Soil health directly influences carbon storage, water filtration, crop productivity, and ecosystem resilience. When soil degrades, it releases stored carbon into the atmosphere, worsening climate change. When soil is healthy, it acts as a carbon sink and filters water naturally, reducing the need for expensive treatment infrastructure. Yet most soil monitoring remains labor-intensive and sporadic, leaving blind spots in our understanding of how land is changing.
Zhang's approach bridges that gap by automating and scaling soil observation. AI can process data from thousands of sensors across vast areas, identifying patterns that would take human researchers years to detect manually. This speed and scale are essential as climate change accelerates soil degradation in some regions while creating new opportunities for soil restoration in others.
What Will Zhang Teach the Next Generation?
Beyond her research, Zhang is launching a new course on AI in environmental science at UW-Madison, introducing students to the applications of artificial intelligence, machine learning, and data science in environmental and agricultural research. She emphasized the importance of critical thinking and interdisciplinary collaboration, noting that many of today's environmental challenges are complex and require knowledge from multiple fields.

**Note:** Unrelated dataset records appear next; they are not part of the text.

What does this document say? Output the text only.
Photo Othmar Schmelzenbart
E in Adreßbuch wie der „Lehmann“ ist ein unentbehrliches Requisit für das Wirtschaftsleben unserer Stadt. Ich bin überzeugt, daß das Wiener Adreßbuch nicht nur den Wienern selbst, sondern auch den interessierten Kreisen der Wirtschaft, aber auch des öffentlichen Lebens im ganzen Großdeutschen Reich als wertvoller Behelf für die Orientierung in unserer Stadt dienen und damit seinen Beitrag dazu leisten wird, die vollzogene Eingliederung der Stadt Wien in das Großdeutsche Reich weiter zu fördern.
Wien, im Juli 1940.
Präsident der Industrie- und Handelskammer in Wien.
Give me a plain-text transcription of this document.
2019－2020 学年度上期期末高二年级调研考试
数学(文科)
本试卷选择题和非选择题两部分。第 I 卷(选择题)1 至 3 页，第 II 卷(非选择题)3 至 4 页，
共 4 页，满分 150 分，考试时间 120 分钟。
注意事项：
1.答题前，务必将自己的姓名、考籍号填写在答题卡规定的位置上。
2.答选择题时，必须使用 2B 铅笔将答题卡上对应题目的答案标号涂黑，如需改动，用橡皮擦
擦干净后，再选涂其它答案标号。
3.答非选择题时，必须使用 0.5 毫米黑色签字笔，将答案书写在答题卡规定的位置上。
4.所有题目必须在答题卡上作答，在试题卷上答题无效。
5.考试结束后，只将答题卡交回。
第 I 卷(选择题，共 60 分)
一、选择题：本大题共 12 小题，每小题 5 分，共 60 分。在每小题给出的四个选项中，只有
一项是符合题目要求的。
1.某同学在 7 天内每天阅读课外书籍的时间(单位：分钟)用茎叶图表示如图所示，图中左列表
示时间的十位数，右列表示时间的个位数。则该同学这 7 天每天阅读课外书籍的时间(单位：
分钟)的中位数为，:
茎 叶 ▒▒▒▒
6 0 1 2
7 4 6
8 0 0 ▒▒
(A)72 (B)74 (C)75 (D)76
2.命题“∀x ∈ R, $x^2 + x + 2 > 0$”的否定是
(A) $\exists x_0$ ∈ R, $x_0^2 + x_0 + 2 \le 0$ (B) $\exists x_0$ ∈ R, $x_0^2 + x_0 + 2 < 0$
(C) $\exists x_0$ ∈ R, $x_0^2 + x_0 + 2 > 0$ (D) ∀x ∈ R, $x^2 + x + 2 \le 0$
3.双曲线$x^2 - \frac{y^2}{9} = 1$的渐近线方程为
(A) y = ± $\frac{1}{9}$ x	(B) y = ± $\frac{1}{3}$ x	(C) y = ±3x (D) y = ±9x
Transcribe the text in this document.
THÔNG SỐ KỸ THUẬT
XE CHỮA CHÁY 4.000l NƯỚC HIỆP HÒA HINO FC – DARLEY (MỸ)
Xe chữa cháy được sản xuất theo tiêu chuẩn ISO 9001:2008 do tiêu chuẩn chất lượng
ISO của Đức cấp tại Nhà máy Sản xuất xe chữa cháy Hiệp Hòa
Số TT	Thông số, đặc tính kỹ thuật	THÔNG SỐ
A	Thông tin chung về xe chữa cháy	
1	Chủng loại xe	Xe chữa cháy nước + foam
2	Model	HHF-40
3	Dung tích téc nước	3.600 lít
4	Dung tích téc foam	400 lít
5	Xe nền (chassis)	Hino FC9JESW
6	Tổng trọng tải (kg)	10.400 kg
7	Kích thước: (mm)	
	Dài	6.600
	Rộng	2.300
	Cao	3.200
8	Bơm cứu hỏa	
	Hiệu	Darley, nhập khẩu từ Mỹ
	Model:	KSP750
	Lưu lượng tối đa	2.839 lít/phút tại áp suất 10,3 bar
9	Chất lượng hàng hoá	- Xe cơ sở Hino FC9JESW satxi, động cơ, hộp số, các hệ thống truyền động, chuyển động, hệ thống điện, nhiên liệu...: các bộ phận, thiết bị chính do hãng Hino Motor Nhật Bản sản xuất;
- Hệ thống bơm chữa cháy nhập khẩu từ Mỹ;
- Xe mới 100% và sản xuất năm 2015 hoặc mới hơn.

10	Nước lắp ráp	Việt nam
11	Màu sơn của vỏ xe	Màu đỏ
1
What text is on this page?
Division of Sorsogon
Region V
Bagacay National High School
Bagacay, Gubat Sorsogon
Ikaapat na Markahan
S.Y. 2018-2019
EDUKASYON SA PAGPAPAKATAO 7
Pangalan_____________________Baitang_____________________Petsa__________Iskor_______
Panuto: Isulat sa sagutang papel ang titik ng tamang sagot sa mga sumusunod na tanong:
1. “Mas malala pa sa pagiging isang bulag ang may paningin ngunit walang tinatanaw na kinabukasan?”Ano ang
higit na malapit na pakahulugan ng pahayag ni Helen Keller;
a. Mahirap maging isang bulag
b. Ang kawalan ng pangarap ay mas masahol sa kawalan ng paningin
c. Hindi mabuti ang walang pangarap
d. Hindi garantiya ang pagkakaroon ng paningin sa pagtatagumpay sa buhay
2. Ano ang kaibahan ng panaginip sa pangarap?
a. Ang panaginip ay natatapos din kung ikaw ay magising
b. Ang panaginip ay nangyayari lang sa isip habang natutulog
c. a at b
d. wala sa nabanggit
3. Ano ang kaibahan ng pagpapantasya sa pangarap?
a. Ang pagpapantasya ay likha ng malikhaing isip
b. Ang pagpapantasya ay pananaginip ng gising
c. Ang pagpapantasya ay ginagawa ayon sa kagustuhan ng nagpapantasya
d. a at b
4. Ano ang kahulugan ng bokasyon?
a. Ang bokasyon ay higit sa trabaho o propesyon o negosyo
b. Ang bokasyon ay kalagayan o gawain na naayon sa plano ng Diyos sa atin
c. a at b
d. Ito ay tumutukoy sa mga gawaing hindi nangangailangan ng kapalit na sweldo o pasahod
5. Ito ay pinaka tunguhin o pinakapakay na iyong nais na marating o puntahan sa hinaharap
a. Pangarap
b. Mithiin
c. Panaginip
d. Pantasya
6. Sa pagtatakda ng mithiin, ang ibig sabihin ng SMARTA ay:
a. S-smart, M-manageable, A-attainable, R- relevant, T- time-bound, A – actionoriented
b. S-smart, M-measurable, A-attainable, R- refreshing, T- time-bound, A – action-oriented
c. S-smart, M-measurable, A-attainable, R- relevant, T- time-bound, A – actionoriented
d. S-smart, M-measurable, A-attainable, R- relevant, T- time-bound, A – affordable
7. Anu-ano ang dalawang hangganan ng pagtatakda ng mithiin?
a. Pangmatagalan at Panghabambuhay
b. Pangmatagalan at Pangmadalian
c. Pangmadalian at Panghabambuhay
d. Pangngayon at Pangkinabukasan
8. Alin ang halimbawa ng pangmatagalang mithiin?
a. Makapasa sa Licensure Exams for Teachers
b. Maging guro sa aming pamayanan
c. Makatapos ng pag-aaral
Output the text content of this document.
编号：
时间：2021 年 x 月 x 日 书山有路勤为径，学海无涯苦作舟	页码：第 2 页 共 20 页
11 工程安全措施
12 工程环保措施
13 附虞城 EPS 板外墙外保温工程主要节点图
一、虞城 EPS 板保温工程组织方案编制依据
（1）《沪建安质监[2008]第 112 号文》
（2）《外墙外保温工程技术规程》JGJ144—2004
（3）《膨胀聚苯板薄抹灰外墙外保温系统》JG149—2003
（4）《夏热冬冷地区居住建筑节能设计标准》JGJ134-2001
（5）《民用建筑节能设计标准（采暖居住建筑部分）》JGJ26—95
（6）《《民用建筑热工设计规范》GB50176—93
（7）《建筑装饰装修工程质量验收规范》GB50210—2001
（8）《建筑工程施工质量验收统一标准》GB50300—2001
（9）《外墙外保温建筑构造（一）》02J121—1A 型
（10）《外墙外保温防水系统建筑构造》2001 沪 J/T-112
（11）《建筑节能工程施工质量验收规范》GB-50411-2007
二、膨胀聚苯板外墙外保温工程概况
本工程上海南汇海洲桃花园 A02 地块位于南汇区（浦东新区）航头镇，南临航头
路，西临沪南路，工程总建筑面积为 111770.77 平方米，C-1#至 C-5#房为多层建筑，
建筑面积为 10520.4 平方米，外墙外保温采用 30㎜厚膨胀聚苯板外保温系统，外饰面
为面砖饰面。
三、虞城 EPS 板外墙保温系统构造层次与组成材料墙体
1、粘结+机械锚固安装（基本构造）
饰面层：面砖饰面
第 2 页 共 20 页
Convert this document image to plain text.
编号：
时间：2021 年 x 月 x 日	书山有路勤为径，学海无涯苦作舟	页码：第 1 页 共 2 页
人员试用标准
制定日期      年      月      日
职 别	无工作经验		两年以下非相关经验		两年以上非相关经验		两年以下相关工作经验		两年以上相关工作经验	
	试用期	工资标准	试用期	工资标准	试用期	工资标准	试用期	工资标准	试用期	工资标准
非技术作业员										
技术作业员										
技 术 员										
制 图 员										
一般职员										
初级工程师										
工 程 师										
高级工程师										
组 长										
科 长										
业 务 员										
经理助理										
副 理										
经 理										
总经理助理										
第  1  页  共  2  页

"I hope students understand the importance of critical thinking and interdisciplinary collaboration. Many of today's environmental challenges are complex and require knowledge from multiple fields. I also want students to recognize that strong quantitative and computational skills can greatly expand their ability to solve real-world environmental problems," Zhang explained.
Yakun Zhang, Assistant Professor of Soil and Environmental Sciences at University of Wisconsin-Madison
Her emphasis on computational skills reflects a broader shift in environmental science: the future of sustainability depends on researchers who can speak both the language of ecology and the language of data. As AI tools become more powerful and accessible, the bottleneck is no longer computing power but human expertise in asking the right questions and interpreting the results responsibly.
How Is This Part of a Larger Climate AI Movement?
Zhang's work exemplifies a growing trend of using AI to solve climate and sustainability challenges at the intersection of agriculture, water, and soil science. While much attention has focused on AI's energy consumption, her research demonstrates how AI can be deployed to reduce resource waste and improve environmental outcomes when applied thoughtfully to real-world problems like soil degradation and water scarcity.
Her hiring as part of RISE-AI signals that universities and research institutions are prioritizing the integration of advanced technology with environmental science. This approach recognizes that climate solutions will require not just policy or individual behavior change, but also smarter tools for monitoring, predicting, and managing natural systems at scale.
As soil continues to disappear faster than it forms, researchers like Zhang offer a data-driven path forward, one sensor and one AI model at a time.